James Redburn 14 November 2012

Lau – The Junction, Cambridge

Lau play the kind of music that you’d want as your soundtrack as you trek through dramatic British countryside, both relaxing and inspiring at the same time. They write songs about tiny, uninhabited (except for cows) Scottish islands, Torsa. They combine the accordion, the guitar and the fiddle with some exquisite vocals and a dash of loop-pedal to create a truly unique sound. They spent the interval doing a crossword. Rock and Roll this is not, but an absolutely stunning performance it most certainly is.
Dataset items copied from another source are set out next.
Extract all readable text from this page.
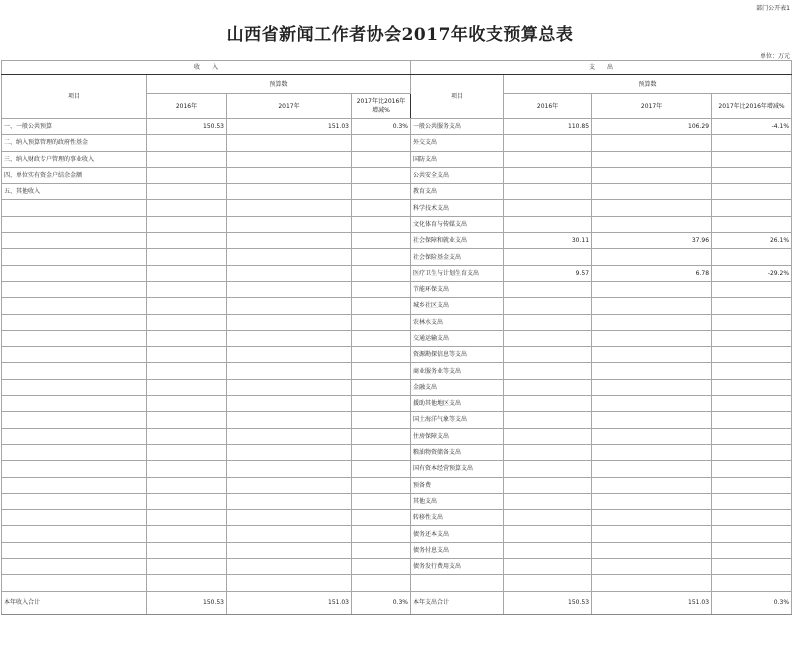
部门公开表1
山西省新闻工作者协会2017年收支预算总表
单位：万元
收　　入				支　　出			
项目	预算数			项目	预算数		
	2016年	2017年	2017年比2016年增减%		2016年	2017年	2017年比2016年增减%
一、一般公共预算	150.53	151.03	0.3%	一般公共服务支出	110.85	106.29	-4.1%
二、纳入预算管理的政府性基金				外交支出			
三、纳入财政专户管理的事业收入				国防支出			
四、单位实有资金户结余金额				公共安全支出			
五、其他收入				教育支出			
				科学技术支出			
				文化体育与传媒支出			
				社会保障和就业支出	30.11	37.96	26.1%
				社会保险基金支出			
				医疗卫生与计划生育支出	9.57	6.78	-29.2%
				节能环保支出			
				城乡社区支出			
				农林水支出			
				交通运输支出			
				资源勘探信息等支出			
				商业服务业等支出			
				金融支出			
				援助其他地区支出			
				国土海洋气象等支出			
				住房保障支出			
				粮油物资储备支出			
				国有资本经营预算支出			
				预备费			
				其他支出			
				转移性支出			
				债务还本支出			
				债务付息支出			
				债务发行费用支出			

本年收入合计	150.53	151.03	0.3%	本年支出合计	150.53	151.03	0.3%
Tonight’s event, comprised of two hour-long sets by the virtuosic folk group with no support act, is an all-seated affair but, for accordionist Martin and fiddle-player Aidan, this almost proves too difficult, as, eyes closed in musical ecstasy, they twitch and rock their bodies so violently that they very nearly tumble off their chairs onto the stage.

These three guys didn’t win the BBC’s ‘Folk Band of the Year’ award three years in a row for nothing – their musicianship is absolutely incredible. Martin frequently plays the accordion one-handed whilst reaching over to the piano or fiddling mysteriously with the knobs on a computer with his other hand. Kris, guitarist and lead vocalist, flips his guitar onto its back and starts playing with a slide in the middle of Horizontigo, a song which is introduced with the proviso that it was inspired by the fact that Kris ‘gets ill’ when he’s around flat countryside for too long.
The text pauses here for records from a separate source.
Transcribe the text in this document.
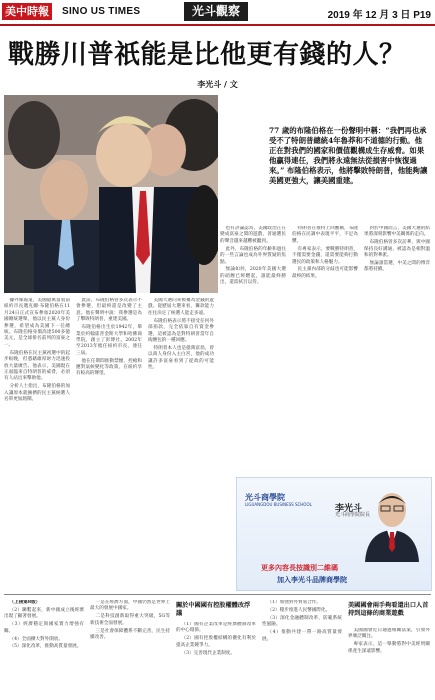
美中時報	SINO US TIMES	光斗觀察	2019 年 12 月 3 日 P19
戰勝川普祇能是比他更有錢的人？
李光斗 / 文
77 歲的布隆伯格在一份聲明中稱：“我們再也承受不了特朗普總統4年魯莽和不道德的行動。他正在對我們的國家和價值觀構成生存威脅。如果他贏得連任，我們將永遠無法從損害中恢復過來。” 布隆伯格表示，他將擊敗特朗普，他能夠讓美國更強大，讓美國重建。

據外媒報道，美國億萬富翁前紐約市長邁克爾·布隆伯格在11月24日正式宣布參加2020年美國總統選舉，他以民主黨人身份參選，希望成為美國下一任總統。布隆伯格身價高達500多億美元，是全球排名前列的富豪之一。

布隆伯格在民主黨初選中的起步較晚，但憑藉雄厚財力迅速投放大量廣告。他表示，美國現在正面臨來自特朗普的威脅，必須有人站出來擊敗他。

分析人士指出，布隆伯格的加入讓原本就擁擠的民主黨候選人名單更加熱鬧。

此前，布隆伯格曾多次表示不會參選，但最終還是改變了主意。他在聲明中說：我參選是為了擊敗特朗普，重建美國。

布隆伯格出生於1942年，畢業於約翰霍普金斯大學和哈佛商學院，創立了彭博社。2002年至2013年擔任紐約市長，連任三屆。

他在任期間推動禁煙、控槍和應對氣候變化等政策，在紐約享有較高的聲望。

美國大選向來被稱為金錢的遊戲。從歷屆大選來看，籌款能力往往決定了候選人能走多遠。

布隆伯格表示將不接受任何外部捐款，完全依靠自有資金參選，這被認為是對特朗普當年自掏腰包的一種回應。

特朗普本人也是億萬富翁，曾以商人身份入主白宮，他的成功讓許多富豪看到了從政的可能性。

也有評論認為，美國政治正在變成富豪之間的遊戲，普通選民的聲音越來越難被聽到。

此外，布隆伯格的年齡和過往的一些言論也成為外界質疑的焦點。

無論如何，2020年美國大選的硝煙已經燃起，誰能最終勝出，還需拭目以待。

特朗普在推特上回應稱，布隆伯格在民調中表現平平，不足為懼。

有專家表示，要戰勝特朗普，不僅需要金錢，還需要能夠打動選民的政策和人格魅力。

民主黨內部的分歧也可能影響最終的結果。

對於中國而言，美國大選的結果將深刻影響中美關係的走向。

布隆伯格曾多次訪華，與中國保持良好溝通，被認為是相對溫和的對華派。

無論誰當選，中美之間的博弈都將持續。

光斗商學院
LIGUANGDOU BUSINESS SCHOOL	李光斗
光斗商學院院長
更多內容長按識別二維碼
加入李光斗品牌商學院

（上接第8版）

（2）聯繫起來，新中國成立後經濟出現了顯著發展。

（3）經濟穩定與國家實力增強有關。

（4）全面擴大對外開放。

（5）深化改革，推動高質量發展。

一是在經濟方面，中國仍然是世界上最大的發展中國家。

二是科技創新取得重大突破，5G等新技術全面發展。

三是社會保障體系不斷完善，民生持續改善。

關於中國國有控股權體改浮議

（1）國有企業改革是經濟體制改革的中心環節。

（2）國有控股權結構的優化有利於提高企業競爭力。

（3）完善現代企業制度。

（1）加強對外貿易合作。

（2）穩步推進人民幣國際化。

（3）深化金融體制改革，防範系統性風險。

（4）推動共建一帶一路高質量發展。

美國國會兩手夠看還出口人首持到這條的商業遊戲

美國國會近日通過相關法案，引發外界廣泛關注。

專家表示，這一舉動將對中美經貿關係產生深遠影響。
The songs, too, are incredibly complex musical constructions, with conventional structures sacrificed to make way for constantly evolving harmonic progressions, frequent changes of key and time signature and some startling textural jumps, from solo fiddle to full on folk-breakdown. So unorthodox are their tunes that, at one particularly texturally sparse moment, the audience begin to pre-emptively applaud the end of the song just as Kris plucks an extra few notes and the whole thing starts moving again.

Their final song of the evening, Hinba, is the only one which elicits even a smattering of recognition from the crowd but this is by no means due to a lack of appreciation. Lau are not the kind of band you go and see to sing your heart out, they are the Liszts of the 21-st century, wowing audiences wherever they go with their individual talents and their collective instincts, which combine to produce a very special brand of folk.